[Cryptography] Clever physical 2nd-factor authentication

Joseph Ashwood ashwood at msn.com
Wed Apr 2 19:37:27 EDT 2014


-----Original Message----- 
From: Jerry Leichter
Subject: [Cryptography] Clever physical 2nd-factor authentication

> http://passwindow.com/

Since it doesn't seem to have been broken yet, I'll go ahead and do that 
right now.

It is a linear collection of 8-segment displays with certain segments 
already activated and printed on the card. So shorten the process further, 
each of the middle displays shares the left and right segments (2 per side) 
and the end displays share one side each (2 segments).
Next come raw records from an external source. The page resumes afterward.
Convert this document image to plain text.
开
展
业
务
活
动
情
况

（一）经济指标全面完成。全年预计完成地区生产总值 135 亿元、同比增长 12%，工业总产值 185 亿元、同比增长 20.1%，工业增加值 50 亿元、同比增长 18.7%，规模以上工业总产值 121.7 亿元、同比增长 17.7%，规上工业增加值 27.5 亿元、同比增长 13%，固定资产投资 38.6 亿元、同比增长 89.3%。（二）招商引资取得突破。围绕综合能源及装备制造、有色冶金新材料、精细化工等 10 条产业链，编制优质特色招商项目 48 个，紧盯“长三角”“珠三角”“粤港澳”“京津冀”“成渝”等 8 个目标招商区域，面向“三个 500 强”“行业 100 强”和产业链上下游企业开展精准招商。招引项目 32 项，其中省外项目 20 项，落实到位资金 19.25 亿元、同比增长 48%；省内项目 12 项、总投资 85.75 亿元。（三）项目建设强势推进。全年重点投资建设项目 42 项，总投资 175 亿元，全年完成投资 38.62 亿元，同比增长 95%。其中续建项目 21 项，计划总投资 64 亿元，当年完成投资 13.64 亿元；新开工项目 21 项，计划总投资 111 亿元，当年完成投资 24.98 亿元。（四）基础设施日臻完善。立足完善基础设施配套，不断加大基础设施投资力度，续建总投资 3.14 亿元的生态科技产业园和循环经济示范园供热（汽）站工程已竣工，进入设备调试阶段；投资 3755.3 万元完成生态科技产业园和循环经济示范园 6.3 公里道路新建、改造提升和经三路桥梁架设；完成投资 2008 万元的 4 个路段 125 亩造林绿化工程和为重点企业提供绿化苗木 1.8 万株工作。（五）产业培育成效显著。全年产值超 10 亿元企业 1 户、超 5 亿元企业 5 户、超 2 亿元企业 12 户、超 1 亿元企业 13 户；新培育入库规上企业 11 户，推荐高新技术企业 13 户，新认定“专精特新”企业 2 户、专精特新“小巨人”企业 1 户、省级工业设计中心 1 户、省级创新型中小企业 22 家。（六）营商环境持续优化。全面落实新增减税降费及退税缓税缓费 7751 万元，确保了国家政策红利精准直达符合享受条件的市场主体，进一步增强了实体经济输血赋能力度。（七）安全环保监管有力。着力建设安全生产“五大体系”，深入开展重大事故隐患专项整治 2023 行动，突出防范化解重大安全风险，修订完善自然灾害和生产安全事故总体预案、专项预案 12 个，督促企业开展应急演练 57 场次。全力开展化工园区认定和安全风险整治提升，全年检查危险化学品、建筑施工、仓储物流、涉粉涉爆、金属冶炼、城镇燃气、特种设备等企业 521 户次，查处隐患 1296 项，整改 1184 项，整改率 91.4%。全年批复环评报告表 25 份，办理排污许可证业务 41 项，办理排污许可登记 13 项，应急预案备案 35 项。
I'm going to begin the attack after the P has been displayed, even though 
they seem to be relying on this for security, a brute force attempt to 
display a P is easy enough on such a display.

To attack.

Start with a selected display, I will start with the left most.
Choose a segment to test.
Display 8 on that display minus the test segment. To test the middle segment 
send 0.
If the user enters the number 8, the segment is present on the card, 
otherwise the segment is not present on the card.
Repeat steps for each segment.

There are by my count 9 displays on the initial implementation, leading to a 
maximum work effort of 64 to solve the entire grid.

Scaling is not a problem, this attack scales linearly with the length of the 
unknown code.

The only downside is that this is an active attack.


Passive attacks are possible, but more complex.

I don't feel like providing the exact details, but they can be worked out 
easily enough.

Record a successful login for playback
At each step where a number was typed in there was at least one segment that 
was printed on the card.
Thus from each number recorded in this manner at least 1 segment on the 
device was recovered.
Assuming the selection is perfectly random it will take an observation of 
about 400 such numbers, multiple numbers per logins makes this passive 
attack relatively quick and efficient.

In the end you are using the simple fact that the user provides the data to 
find eliminate the apparent entropy that is the entire security of the 
system.

Sorry, the system is extremely weak.